The comment definitely was worth quoting. And your observations are also present a truth that many of us need to contemplate. Thanks.

Sherry said...

I do believe you've got it! LOL...happiness is a choice, and I agree it is what we are supposed to be most all the time. It is not something we can seek, it is something we are. When we stop seeking we have it. And by the way, that's one of my all time favorite Thoreau quotes! I sadly believe it is very true.

flutter said...

amen.

Jen of A2eatwrite said...

Agreed. And wonderful quote from San Fran...

Woman in a Window said...

I happen to agree with you whole heartedly!

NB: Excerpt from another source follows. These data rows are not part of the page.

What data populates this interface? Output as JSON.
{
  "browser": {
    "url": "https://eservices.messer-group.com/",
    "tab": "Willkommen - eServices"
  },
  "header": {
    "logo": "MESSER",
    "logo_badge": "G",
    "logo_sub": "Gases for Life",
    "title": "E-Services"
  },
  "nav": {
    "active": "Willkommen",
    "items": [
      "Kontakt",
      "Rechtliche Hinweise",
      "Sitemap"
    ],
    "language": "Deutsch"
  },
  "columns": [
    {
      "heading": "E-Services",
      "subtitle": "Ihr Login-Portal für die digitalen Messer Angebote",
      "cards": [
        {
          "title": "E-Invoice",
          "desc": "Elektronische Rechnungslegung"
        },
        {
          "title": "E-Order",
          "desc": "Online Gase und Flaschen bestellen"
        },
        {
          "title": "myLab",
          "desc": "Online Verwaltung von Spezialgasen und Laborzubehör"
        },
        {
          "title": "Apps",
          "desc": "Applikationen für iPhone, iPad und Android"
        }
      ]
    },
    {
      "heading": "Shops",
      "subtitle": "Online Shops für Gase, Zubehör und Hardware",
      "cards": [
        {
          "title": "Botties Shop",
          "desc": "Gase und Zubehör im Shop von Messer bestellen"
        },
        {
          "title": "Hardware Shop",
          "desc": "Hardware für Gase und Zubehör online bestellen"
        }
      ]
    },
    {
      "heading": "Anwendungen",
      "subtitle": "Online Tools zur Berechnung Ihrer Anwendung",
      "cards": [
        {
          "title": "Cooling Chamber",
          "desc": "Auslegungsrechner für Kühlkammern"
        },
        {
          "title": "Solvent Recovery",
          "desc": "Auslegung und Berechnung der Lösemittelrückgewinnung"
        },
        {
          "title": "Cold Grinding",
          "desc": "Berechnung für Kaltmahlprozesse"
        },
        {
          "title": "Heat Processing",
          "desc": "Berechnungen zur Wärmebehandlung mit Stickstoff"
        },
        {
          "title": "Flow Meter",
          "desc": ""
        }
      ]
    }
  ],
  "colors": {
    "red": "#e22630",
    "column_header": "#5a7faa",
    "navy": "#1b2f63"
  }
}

heartinsanfrancisco said...

If only everyone realized that happiness is the natural state, not the occasional reward for being self-effacing enough. Everything you've said here makes me want to stand and cheer - for all of us who have been a bit slow in realizing these very important truths.

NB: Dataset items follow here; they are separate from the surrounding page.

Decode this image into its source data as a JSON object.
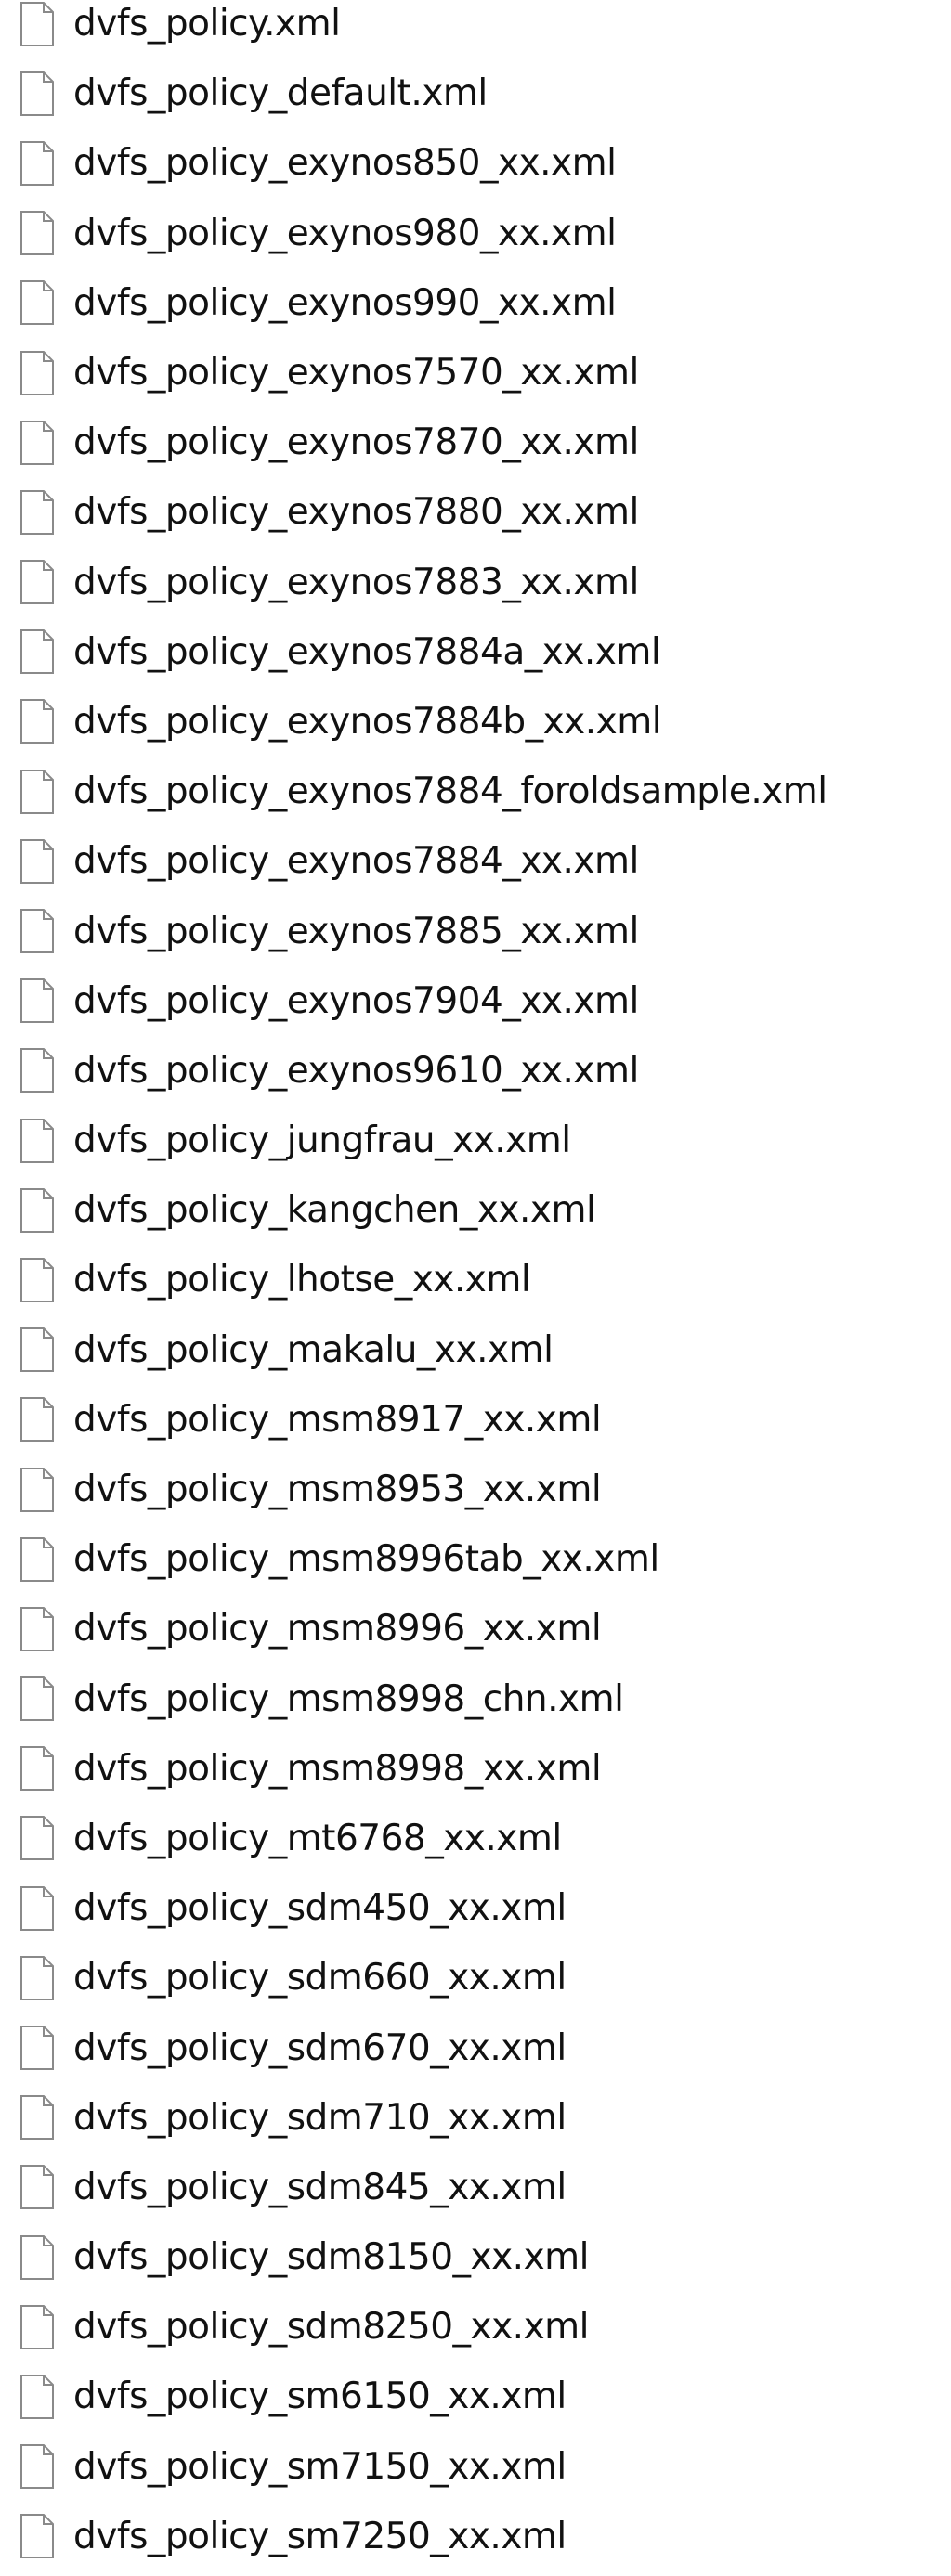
{
  "icons": {
    "file": "document-icon"
  },
  "colors": {
    "text": "#111111",
    "icon_stroke": "#8a8a8a",
    "icon_fill": "#ffffff"
  },
  "files": [
    "dvfs_policy.xml",
    "dvfs_policy_default.xml",
    "dvfs_policy_exynos850_xx.xml",
    "dvfs_policy_exynos980_xx.xml",
    "dvfs_policy_exynos990_xx.xml",
    "dvfs_policy_exynos7570_xx.xml",
    "dvfs_policy_exynos7870_xx.xml",
    "dvfs_policy_exynos7880_xx.xml",
    "dvfs_policy_exynos7883_xx.xml",
    "dvfs_policy_exynos7884a_xx.xml",
    "dvfs_policy_exynos7884b_xx.xml",
    "dvfs_policy_exynos7884_foroldsample.xml",
    "dvfs_policy_exynos7884_xx.xml",
    "dvfs_policy_exynos7885_xx.xml",
    "dvfs_policy_exynos7904_xx.xml",
    "dvfs_policy_exynos9610_xx.xml",
    "dvfs_policy_jungfrau_xx.xml",
    "dvfs_policy_kangchen_xx.xml",
    "dvfs_policy_lhotse_xx.xml",
    "dvfs_policy_makalu_xx.xml",
    "dvfs_policy_msm8917_xx.xml",
    "dvfs_policy_msm8953_xx.xml",
    "dvfs_policy_msm8996tab_xx.xml",
    "dvfs_policy_msm8996_xx.xml",
    "dvfs_policy_msm8998_chn.xml",
    "dvfs_policy_msm8998_xx.xml",
    "dvfs_policy_mt6768_xx.xml",
    "dvfs_policy_sdm450_xx.xml",
    "dvfs_policy_sdm660_xx.xml",
    "dvfs_policy_sdm670_xx.xml",
    "dvfs_policy_sdm710_xx.xml",
    "dvfs_policy_sdm845_xx.xml",
    "dvfs_policy_sdm8150_xx.xml",
    "dvfs_policy_sdm8250_xx.xml",
    "dvfs_policy_sm6150_xx.xml",
    "dvfs_policy_sm7150_xx.xml",
    "dvfs_policy_sm7250_xx.xml"
  ]
}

Thank you for a really wise post!

painted maypole said...

so glad to be experiencing your song

Anvilcloud said...

I believe that happiness is a choice although I also believe that it's innately more for some people to make that choice. I'm glad you're able to make that choice.

Border Explorer said...

Profound and important reflections.

I do notice that my husband seems to be much better at not trying to be "all things to all people" than I am. I don't suppose that people pleasing is gender specific, but I do think women are more vulnerable to it.

Cecilieaux said...

This was a good response from your new self to your old self in the last post.

It's odd that we touch on similar themes from different angles today (see http://cecilieaux.blogspot.com/2009/06/right-to-be-sad-and-jobless.html). We're serendipitously in a kind of synch.

Olivia said...

I love where you are on this Sacred Sunday, Chani! I'm going to let this marinate today and write a post of my own inspired by this. xo, O

Leann said...

I am on a path to figure out how to find the happiness I know I deserve. I spend a lot of time trying to be what others think I should be.

Kelly (conversemomma) said...

That quote is one of my favorites, that we may contribute our own aria or off-key tune, that we may sing it in concert halls, or the silence of abandoned rooms. The purpose is to sing it.

starrlife said...

Hooray for Chani!

hele said...

so true. so beautiful. it makes me reach out and invite happiness in.

Sometimes Saintly Nick said...

Well said. I pray that, at the minimum, each generation grows a bit.

Ruth Hull Chatlien said...

"It is the recognition that we have the right to be ourselves while not harming others. "

I needed to read this. Thank you.

Since I've started pursuing sketching in the last few months (taking up a passion I abandoned 35 years ago), I have been struggling with lots and lots of guilt and self-doubt. Trying to work my way through it. Reading posts like this keep me going on my journey.